CLEMSON S.C. (WSPA) — Clemson University’s TRACE Research group used human-centered artificial intelligence research to find how artificial intelligence systems complement how people learn, work and live.
The research group studies human motives, needs, and wants and then takes those characteristics to find out how artificial intelligence can positively support people in their workplace.
“We do a lot of research on how all of these different areas of research – the social, the computing, the biological – merge to understand what an AI system needs to present, what it needs to act like, what data it needs access to, and how it should respond to that data,” said Flathmann.
According to TRACE, they find information on how humans interact with AI systems in the first place.
“Your personality results in how you view an AI system. Are you prone to even accepting technology, just as are you prone to accepting certain types of humans? It goes into technology as well,” said Nathan McNeese.
A Human Teaming Artificial Intelligence System that TRACE conducted research on is Spot, a robo dog, a commercial system from Boston Dynamics.
Spot is mostly used at construction and manufacturing facilities. It can map its environment, gather data, detect radiation and perform other autonomous work.
“A lot of people might go into the perception of AI thinking that they might be fearful of it and it might have a negative outcome. But if we really focus on the human aspects of AI, benefiting people with AI systems, the outcomes, the social good that we can create from it is just immeasurable. The goal for human teaming AI systems is to complement what humans are already doing, not take away jobs,” said Chris Flathmann.
Nathan McNeese, associate professor of human centered computing, said there are things AI should and should not be relied on for.
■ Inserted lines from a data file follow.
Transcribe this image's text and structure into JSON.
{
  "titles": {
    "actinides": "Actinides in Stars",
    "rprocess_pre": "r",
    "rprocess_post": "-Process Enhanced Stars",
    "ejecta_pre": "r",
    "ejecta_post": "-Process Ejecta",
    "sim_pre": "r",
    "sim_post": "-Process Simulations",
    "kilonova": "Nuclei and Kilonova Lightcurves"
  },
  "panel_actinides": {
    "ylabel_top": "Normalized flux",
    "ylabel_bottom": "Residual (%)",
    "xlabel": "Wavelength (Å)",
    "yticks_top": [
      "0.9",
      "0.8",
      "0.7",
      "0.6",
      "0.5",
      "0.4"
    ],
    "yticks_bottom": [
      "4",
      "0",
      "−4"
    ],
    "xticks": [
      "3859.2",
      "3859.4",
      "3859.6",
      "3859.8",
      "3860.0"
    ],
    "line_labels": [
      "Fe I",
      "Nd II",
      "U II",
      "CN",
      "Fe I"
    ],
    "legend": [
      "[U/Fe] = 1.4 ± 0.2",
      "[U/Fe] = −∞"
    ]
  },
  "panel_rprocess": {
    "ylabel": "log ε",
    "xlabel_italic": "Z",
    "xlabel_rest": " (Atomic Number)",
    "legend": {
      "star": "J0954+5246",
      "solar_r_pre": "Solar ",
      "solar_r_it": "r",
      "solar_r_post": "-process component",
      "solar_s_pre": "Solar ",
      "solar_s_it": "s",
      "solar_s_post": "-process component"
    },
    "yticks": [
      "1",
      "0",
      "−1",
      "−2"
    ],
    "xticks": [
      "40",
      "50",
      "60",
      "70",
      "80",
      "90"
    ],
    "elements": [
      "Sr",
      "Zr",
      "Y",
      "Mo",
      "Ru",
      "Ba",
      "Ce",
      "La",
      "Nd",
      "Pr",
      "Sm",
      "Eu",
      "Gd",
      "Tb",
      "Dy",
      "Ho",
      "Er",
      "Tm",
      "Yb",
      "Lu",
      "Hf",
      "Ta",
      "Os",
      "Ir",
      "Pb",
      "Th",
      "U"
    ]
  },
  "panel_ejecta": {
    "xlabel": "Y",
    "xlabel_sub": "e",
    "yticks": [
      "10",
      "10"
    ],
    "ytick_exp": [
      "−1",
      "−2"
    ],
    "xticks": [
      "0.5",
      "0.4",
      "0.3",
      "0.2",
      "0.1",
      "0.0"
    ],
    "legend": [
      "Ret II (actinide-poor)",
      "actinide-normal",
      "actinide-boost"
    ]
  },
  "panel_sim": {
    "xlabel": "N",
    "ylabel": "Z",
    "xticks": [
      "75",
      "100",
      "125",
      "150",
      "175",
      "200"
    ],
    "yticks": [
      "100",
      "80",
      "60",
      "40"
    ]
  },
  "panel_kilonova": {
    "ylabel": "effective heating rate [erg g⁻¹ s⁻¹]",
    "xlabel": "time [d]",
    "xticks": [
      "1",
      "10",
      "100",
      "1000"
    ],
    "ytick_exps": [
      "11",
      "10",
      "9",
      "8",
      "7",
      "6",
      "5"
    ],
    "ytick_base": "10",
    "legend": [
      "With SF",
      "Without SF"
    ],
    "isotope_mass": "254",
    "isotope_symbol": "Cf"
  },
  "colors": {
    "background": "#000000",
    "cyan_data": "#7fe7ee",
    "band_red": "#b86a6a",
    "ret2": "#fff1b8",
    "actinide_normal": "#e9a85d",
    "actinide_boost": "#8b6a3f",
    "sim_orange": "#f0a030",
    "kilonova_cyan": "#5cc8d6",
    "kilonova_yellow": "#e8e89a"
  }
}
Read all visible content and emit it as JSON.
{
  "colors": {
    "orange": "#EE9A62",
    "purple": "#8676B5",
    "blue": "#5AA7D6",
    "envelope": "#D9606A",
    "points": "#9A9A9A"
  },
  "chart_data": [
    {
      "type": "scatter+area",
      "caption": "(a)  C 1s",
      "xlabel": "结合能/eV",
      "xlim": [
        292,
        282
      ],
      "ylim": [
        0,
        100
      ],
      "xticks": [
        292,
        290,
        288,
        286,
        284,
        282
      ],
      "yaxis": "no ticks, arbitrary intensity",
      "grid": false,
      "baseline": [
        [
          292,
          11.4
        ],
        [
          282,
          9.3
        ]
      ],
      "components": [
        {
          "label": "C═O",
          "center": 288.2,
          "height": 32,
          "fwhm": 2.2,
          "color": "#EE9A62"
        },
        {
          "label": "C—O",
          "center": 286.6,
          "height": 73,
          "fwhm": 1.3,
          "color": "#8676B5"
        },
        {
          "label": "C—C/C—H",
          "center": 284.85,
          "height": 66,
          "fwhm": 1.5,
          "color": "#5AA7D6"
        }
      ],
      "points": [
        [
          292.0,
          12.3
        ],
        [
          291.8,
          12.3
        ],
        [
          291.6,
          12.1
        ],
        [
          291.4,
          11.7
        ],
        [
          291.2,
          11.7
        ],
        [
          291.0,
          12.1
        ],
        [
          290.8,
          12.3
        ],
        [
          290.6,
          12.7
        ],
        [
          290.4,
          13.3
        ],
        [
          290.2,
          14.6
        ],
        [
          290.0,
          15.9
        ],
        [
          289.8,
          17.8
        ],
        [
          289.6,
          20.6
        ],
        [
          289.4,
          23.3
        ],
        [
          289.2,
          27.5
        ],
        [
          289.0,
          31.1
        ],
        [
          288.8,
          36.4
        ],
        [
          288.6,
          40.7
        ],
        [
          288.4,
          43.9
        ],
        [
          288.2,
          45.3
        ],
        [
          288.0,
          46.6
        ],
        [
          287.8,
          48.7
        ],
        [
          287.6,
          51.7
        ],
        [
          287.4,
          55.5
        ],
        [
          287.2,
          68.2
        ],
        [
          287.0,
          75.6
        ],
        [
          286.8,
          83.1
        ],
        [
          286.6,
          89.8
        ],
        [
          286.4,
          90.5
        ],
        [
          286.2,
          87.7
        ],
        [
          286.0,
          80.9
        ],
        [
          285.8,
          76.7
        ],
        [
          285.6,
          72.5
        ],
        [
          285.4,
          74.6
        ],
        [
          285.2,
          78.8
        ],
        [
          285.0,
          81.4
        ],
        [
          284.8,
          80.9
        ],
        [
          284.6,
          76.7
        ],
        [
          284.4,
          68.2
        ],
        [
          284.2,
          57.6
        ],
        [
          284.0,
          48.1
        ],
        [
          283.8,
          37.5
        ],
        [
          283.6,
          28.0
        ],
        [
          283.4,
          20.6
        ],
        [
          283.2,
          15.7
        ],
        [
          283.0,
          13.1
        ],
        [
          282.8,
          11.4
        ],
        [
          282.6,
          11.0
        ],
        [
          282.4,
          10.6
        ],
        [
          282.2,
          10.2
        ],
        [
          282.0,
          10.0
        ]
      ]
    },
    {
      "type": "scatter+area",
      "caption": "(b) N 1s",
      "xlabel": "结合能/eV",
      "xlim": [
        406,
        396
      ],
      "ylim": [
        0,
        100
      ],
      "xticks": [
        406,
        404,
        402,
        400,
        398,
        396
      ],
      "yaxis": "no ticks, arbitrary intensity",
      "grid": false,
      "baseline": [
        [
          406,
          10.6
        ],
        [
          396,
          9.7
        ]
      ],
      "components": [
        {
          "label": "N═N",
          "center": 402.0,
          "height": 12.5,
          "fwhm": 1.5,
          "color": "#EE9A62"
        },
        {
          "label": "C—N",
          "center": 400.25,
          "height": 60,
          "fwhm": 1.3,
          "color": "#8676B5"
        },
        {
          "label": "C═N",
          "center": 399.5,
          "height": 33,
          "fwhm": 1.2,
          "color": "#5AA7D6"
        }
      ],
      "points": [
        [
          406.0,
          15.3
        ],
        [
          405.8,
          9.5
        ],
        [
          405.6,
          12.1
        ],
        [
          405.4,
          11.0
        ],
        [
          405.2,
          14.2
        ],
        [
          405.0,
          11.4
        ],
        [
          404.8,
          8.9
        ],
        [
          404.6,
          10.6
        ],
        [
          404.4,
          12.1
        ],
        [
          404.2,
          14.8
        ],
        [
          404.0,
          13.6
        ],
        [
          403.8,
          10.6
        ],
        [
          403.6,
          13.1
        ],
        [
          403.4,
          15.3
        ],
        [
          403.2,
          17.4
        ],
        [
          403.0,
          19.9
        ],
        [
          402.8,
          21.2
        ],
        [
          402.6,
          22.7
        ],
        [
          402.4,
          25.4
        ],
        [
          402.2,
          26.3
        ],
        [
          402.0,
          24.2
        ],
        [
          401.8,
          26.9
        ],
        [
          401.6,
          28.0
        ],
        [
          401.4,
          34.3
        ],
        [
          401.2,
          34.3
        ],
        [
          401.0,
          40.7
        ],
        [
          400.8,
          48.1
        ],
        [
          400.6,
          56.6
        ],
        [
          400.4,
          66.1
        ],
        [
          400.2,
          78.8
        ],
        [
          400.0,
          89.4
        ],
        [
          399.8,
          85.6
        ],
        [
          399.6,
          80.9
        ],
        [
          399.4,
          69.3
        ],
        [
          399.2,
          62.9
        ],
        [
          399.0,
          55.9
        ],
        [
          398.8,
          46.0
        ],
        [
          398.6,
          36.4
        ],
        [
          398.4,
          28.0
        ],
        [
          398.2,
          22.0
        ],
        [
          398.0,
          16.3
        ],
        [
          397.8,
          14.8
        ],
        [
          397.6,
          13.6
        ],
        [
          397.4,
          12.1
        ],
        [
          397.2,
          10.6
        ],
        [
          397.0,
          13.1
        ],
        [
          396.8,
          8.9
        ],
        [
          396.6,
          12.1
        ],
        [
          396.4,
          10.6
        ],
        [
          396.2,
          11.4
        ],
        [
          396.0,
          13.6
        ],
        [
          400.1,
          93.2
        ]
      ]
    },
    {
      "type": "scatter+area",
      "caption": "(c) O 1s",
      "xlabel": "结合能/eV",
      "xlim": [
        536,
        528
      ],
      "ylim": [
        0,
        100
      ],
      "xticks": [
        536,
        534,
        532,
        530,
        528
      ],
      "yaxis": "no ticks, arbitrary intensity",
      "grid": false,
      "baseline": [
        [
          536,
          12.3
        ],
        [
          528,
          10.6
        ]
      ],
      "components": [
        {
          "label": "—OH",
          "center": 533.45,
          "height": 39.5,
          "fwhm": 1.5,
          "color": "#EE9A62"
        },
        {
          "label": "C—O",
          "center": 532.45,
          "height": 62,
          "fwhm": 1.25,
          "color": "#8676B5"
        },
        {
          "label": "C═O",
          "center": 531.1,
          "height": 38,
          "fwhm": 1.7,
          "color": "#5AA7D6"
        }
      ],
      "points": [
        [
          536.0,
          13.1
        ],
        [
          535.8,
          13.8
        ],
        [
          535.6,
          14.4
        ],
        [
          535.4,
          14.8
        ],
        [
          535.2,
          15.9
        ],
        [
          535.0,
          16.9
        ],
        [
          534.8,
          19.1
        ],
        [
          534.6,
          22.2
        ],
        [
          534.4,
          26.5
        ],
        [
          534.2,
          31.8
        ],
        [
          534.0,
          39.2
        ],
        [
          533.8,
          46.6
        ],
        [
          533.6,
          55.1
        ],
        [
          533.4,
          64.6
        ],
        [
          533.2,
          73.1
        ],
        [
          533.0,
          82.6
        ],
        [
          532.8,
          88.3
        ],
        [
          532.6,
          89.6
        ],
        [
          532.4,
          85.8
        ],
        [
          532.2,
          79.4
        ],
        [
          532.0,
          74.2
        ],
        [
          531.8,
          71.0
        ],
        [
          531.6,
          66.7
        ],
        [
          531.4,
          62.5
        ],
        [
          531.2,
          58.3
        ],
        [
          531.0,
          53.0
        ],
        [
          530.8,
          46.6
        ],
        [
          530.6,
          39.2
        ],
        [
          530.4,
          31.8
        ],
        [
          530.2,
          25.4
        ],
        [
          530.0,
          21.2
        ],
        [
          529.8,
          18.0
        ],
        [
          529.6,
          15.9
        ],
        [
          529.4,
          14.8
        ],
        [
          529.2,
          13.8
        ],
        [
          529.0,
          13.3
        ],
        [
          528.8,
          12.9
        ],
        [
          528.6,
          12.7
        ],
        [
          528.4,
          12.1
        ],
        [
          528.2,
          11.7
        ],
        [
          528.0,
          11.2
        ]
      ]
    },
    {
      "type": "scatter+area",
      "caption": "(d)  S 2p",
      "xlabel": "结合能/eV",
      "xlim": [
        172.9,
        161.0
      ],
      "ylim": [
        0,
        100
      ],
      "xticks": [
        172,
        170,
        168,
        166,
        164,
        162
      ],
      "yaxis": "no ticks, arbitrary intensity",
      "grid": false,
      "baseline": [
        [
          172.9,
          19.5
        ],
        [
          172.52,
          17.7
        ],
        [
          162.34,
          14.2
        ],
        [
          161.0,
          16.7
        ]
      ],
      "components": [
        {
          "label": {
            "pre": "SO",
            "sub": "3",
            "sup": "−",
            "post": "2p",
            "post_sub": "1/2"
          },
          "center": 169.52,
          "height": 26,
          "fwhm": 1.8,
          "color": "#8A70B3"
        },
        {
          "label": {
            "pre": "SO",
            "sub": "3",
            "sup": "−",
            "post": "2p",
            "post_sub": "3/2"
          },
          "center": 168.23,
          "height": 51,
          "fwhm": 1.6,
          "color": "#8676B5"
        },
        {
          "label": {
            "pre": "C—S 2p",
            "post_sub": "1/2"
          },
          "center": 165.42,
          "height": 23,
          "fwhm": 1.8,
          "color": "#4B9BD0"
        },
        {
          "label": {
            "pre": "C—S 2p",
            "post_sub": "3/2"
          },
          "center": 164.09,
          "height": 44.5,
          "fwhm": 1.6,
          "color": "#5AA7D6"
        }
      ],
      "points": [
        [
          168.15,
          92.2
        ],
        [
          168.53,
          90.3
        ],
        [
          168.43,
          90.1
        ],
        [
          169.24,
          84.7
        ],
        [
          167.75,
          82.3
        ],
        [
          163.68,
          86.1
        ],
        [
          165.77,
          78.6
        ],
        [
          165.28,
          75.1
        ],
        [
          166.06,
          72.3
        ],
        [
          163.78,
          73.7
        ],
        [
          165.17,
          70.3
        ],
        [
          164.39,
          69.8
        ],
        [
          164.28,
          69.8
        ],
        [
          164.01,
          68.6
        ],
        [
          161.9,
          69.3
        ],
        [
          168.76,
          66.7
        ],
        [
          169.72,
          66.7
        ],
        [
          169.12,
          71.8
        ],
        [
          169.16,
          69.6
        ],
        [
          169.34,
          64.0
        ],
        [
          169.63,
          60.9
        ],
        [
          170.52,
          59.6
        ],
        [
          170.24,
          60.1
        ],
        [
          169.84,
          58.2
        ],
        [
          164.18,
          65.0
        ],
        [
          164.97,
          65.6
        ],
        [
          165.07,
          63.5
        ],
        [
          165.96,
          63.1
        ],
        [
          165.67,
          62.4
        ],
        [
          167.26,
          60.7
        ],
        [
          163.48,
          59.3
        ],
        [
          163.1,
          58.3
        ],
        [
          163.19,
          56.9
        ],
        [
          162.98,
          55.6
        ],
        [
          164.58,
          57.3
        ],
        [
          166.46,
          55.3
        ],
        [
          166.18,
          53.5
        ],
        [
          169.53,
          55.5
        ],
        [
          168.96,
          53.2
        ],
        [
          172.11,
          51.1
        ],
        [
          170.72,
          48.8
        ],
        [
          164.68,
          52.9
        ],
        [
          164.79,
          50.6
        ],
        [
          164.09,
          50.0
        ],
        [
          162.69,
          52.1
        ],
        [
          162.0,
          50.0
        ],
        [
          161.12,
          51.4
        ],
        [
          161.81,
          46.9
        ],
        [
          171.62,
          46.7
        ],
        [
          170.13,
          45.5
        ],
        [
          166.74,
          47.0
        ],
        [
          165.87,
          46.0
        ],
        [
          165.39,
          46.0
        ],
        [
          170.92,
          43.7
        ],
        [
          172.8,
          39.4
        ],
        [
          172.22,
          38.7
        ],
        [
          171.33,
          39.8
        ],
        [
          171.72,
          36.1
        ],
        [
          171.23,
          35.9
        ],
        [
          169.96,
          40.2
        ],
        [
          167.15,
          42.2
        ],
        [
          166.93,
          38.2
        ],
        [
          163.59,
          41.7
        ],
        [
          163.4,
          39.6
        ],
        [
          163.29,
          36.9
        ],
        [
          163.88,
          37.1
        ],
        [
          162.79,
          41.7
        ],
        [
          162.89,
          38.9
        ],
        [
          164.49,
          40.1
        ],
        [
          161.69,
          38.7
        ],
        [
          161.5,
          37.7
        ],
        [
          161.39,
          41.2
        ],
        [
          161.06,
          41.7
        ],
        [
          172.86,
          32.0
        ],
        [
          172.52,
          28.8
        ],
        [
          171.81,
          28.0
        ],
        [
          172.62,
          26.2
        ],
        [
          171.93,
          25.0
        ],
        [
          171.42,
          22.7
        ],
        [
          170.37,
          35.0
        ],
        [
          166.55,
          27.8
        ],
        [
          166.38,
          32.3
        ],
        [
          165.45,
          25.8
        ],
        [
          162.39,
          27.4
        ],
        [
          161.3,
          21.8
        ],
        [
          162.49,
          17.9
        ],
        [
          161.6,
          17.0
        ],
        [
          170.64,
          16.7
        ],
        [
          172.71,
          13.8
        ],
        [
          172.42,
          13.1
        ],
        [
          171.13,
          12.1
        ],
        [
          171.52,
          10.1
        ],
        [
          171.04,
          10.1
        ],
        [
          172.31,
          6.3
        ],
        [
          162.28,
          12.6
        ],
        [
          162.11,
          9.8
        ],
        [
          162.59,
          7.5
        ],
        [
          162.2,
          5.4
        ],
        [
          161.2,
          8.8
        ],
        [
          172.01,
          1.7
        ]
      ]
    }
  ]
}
“You want to rely on AI for things that are very concrete where you have very good data that you’re confident in what that data is and that the data will allow for a very concrete outcome to be produced. Where we don’t want to rely on AI systems is for things that we’re good at, humanistically speaking, creativity and emotions,” said McNeese.
The TRACE Research group said one of the big takeaways they found is that humans have different levels of acceptance toward AI systems. They are working on ways to improve how people view artificial intelligence by bringing the technology to local schools for students to see and learn about.